A las ocho de la tarde llego a casa y, tras ponerme la ropa de trabajo, me dispongo a leer por fin el cuento de Cheever. La primera frase dice así: “Escribo esto en otra casa al lado del mar…” Sin embargo, de repente, otra interrupción: suena el timbre del teléfono y he de contestar. Mi corazón se llena de alegría porque al otro lado de la línea vibra la voz de Dora Malengo. Me dice que está en Berlín, pero que se ha pasado la noche en blanco por culpa de mi última novela: “Baja conmigo al infierno”. Algo es algo. Pero lo mejor es que desea verme cuanto antes y casi me ordena que acuda a su lado de inmediato. O sea que me siento, no sólo tentado, sino obligado a ir con ella. Y como mi debilidad con las mujeres resulta tan patológica como patética, le digo que mañana subo a un avión y salgo volando.
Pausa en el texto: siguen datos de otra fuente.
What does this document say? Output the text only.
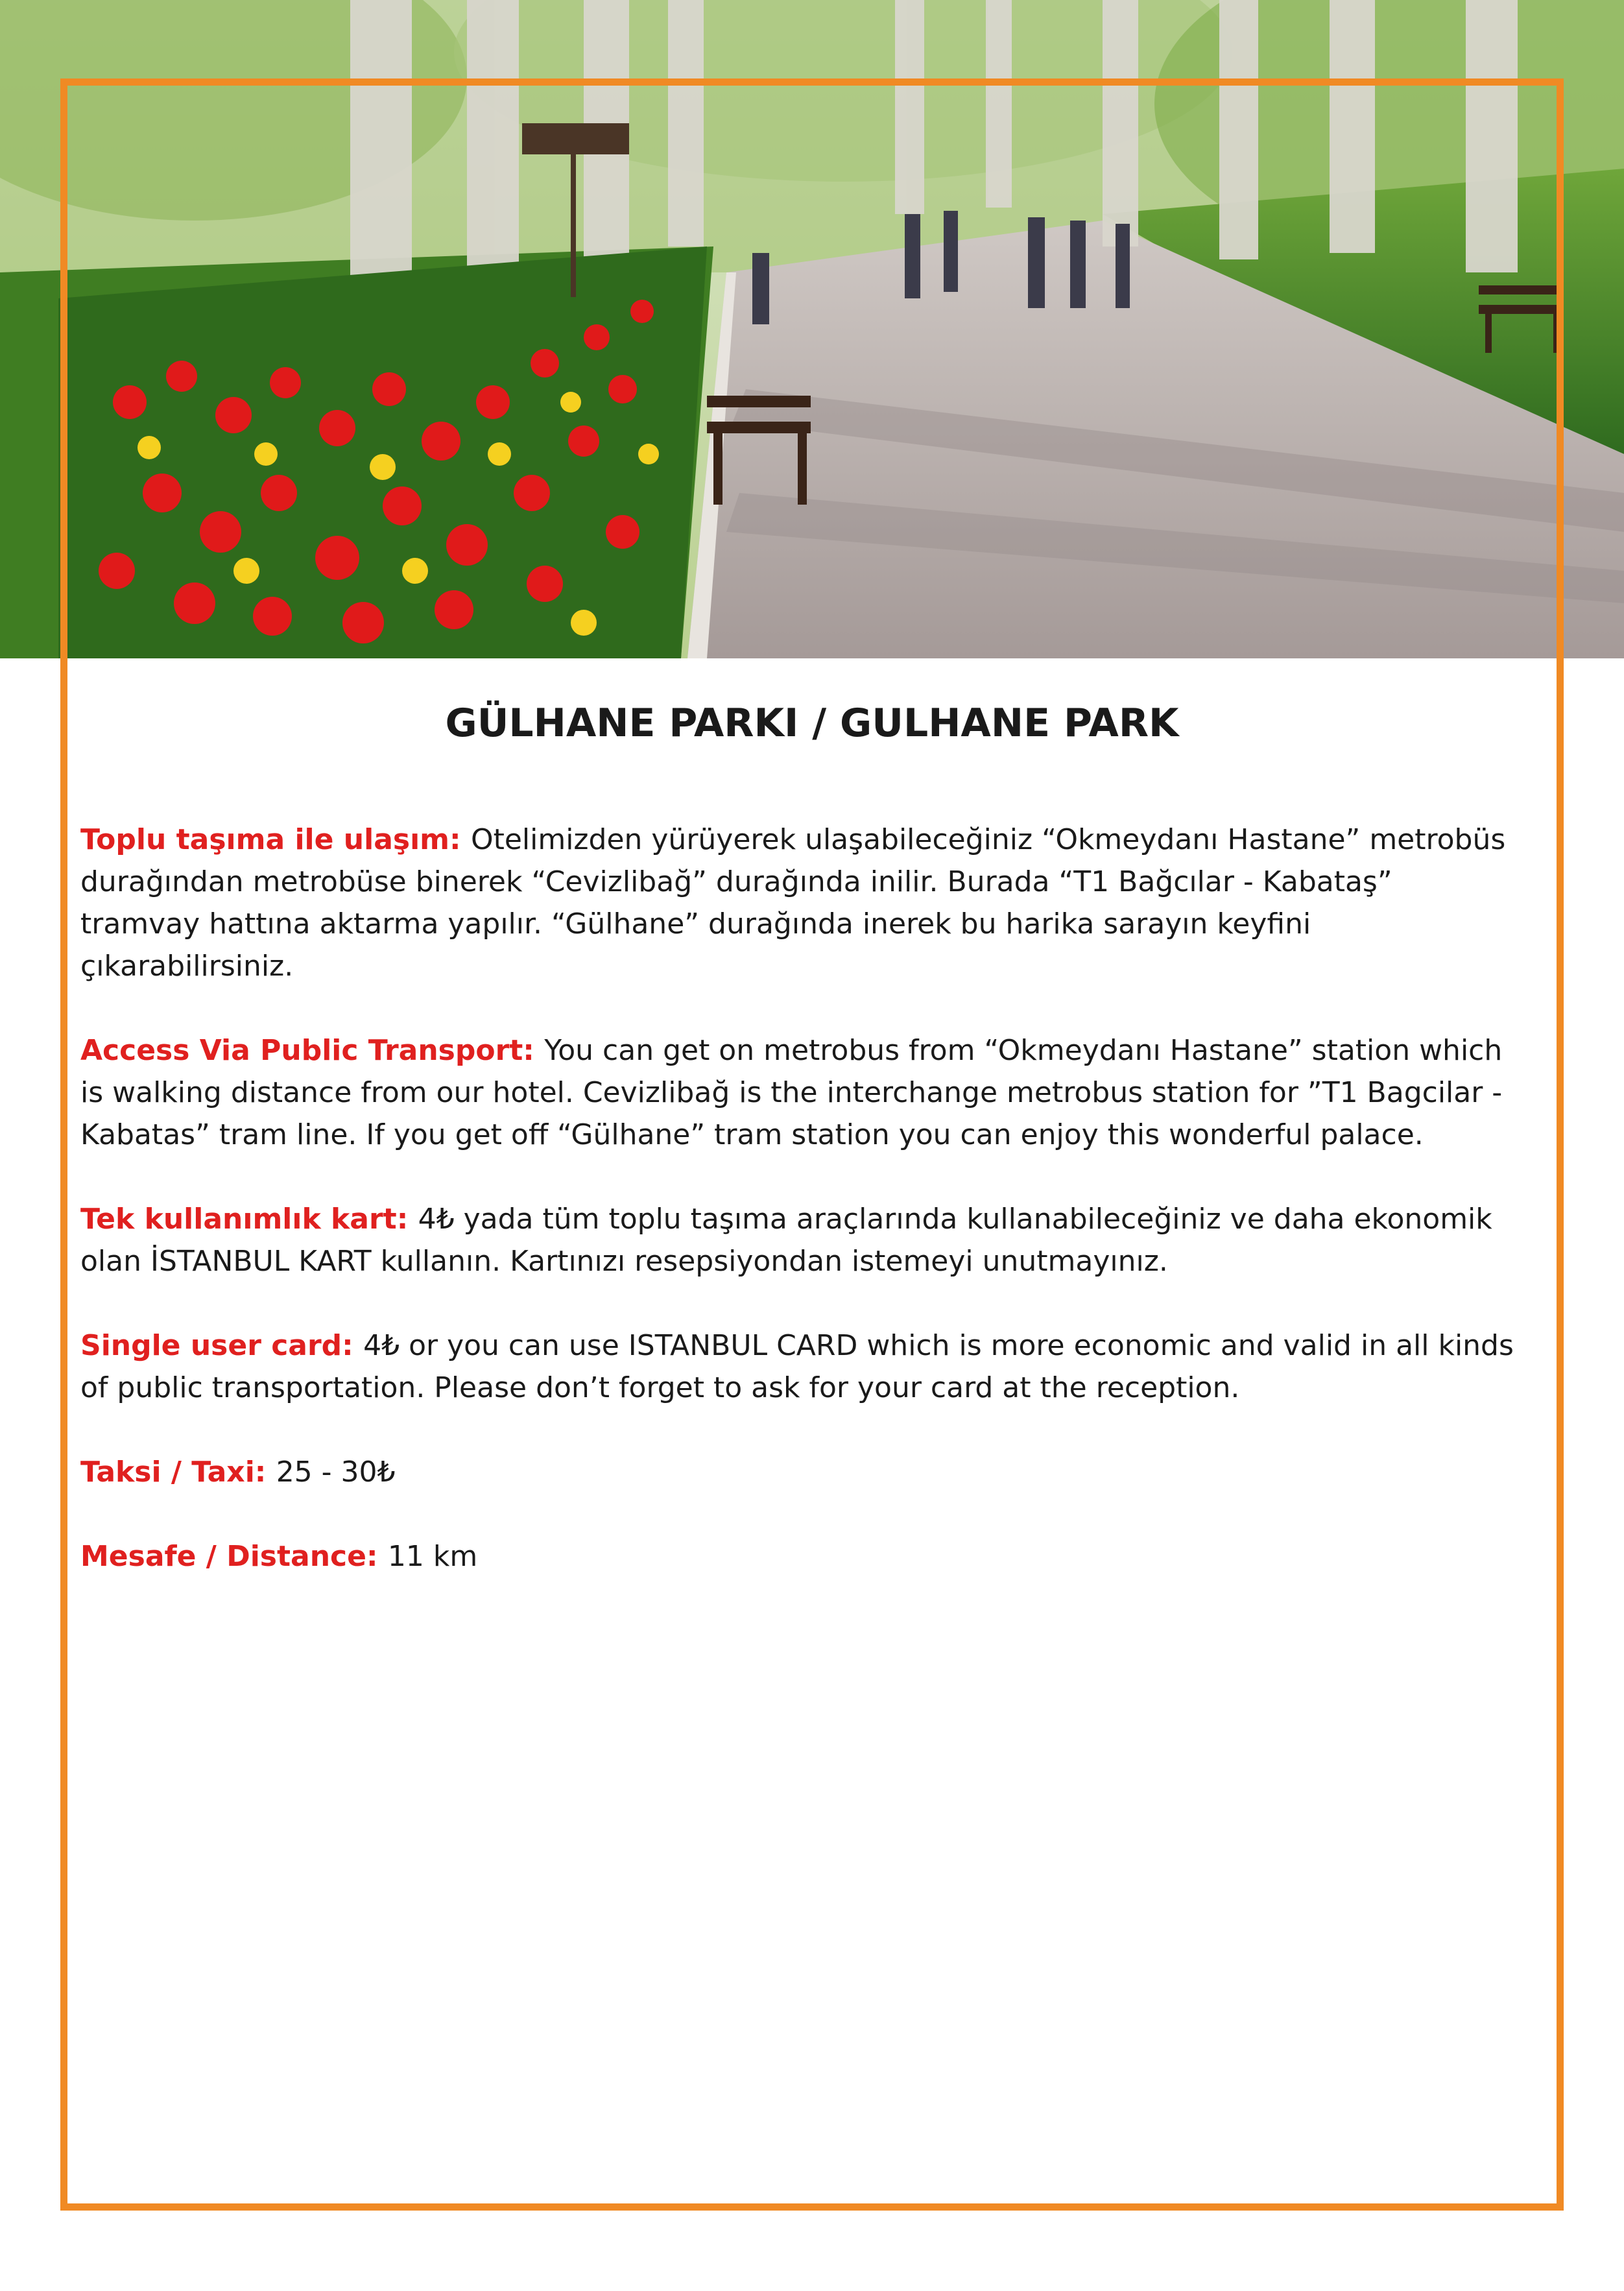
GÜLHANE PARKI / GULHANE PARK

Toplu taşıma ile ulaşım: Otelimizden yürüyerek ulaşabileceğiniz “Okmeydanı Hastane” metrobüs durağından metrobüse binerek “Cevizlibağ” durağında inilir. Burada “T1 Bağcılar - Kabataş” tramvay hattına aktarma yapılır. “Gülhane” durağında inerek bu harika sarayın keyfini çıkarabilirsiniz.

Access Via Public Transport: You can get on metrobus from “Okmeydanı Hastane” station which is walking distance from our hotel. Cevizlibağ is the interchange metrobus station for ”T1 Bagcilar - Kabatas” tram line. If you get off “Gülhane” tram station you can enjoy this wonderful palace.

Tek kullanımlık kart: 4₺ yada tüm toplu taşıma araçlarında kullanabileceğiniz ve daha ekonomik olan İSTANBUL KART kullanın. Kartınızı resepsiyondan istemeyi unutmayınız.

Single user card: 4₺ or you can use ISTANBUL CARD which is more economic and valid in all kinds of public transportation. Please don’t forget to ask for your card at the reception.

Taksi / Taxi: 25 - 30₺

Mesafe / Distance: 11 km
Mi cena es a base de fresas, aguacates, nueces y yogur. Me meto en la cama y por fin logro leer en su totalidad el relato de Cheever, aunque con los estertores propios del sueño. Así que tardo más de la cuenta en llegar al final. Curiosamente, la visión del mundo a la que alude el autor en su título trata de ser una visión amorosa, pero tal visión sólo le es factible a través de los sueños, incluso hasta el punto de confundir el día con la noche. La consecuencia, finalmente, es una temporada de descanso mental en Florida. Lo que no está nada mal.
Me ha gustado John Cheever, en efecto, aunque en este último cuento, “Una visón del mundo”, el autor, por un momento inquietante de zozobra mental, ha sentido el prurito de ponerse solemne y algo transcendente. Sin embargo, felizmente, ha resistido la tentación y ha mantenido la historia al mismo nivel del suelo embarrado de los vivos. Un escritor de novelas y cuentos jamás debería morir en el intento de la trascendencia. Para ese menester ya están los ensayos, los artículos, las encíclicas, las tesis doctorales e incluso la poesía. Porque ni siquiera la Mitología, que trata de dioses y héroes, abandona el tono mundano para contar sus historias. Recuerden que Praxíteles, para esculpir nada menos que la estatua de la diosa Afrodita, se valió del cuerpo y el rostro de una ramera a la que el pobre infeliz amaba apasionadamente. Su apodo era Friné, el de la ramera, claro, aunque su verdadero nombre, según escribe Roberto Calasso, era Cratina. Por cierto, también nos dice Calasso que la frivolidad que reflejan las diosas de Giovanni Tiepolo, el gran pintor veneciano del Barroco, es una medida benévola de cortesía con el fin de evitarles una apariencia de inútil solemnidad.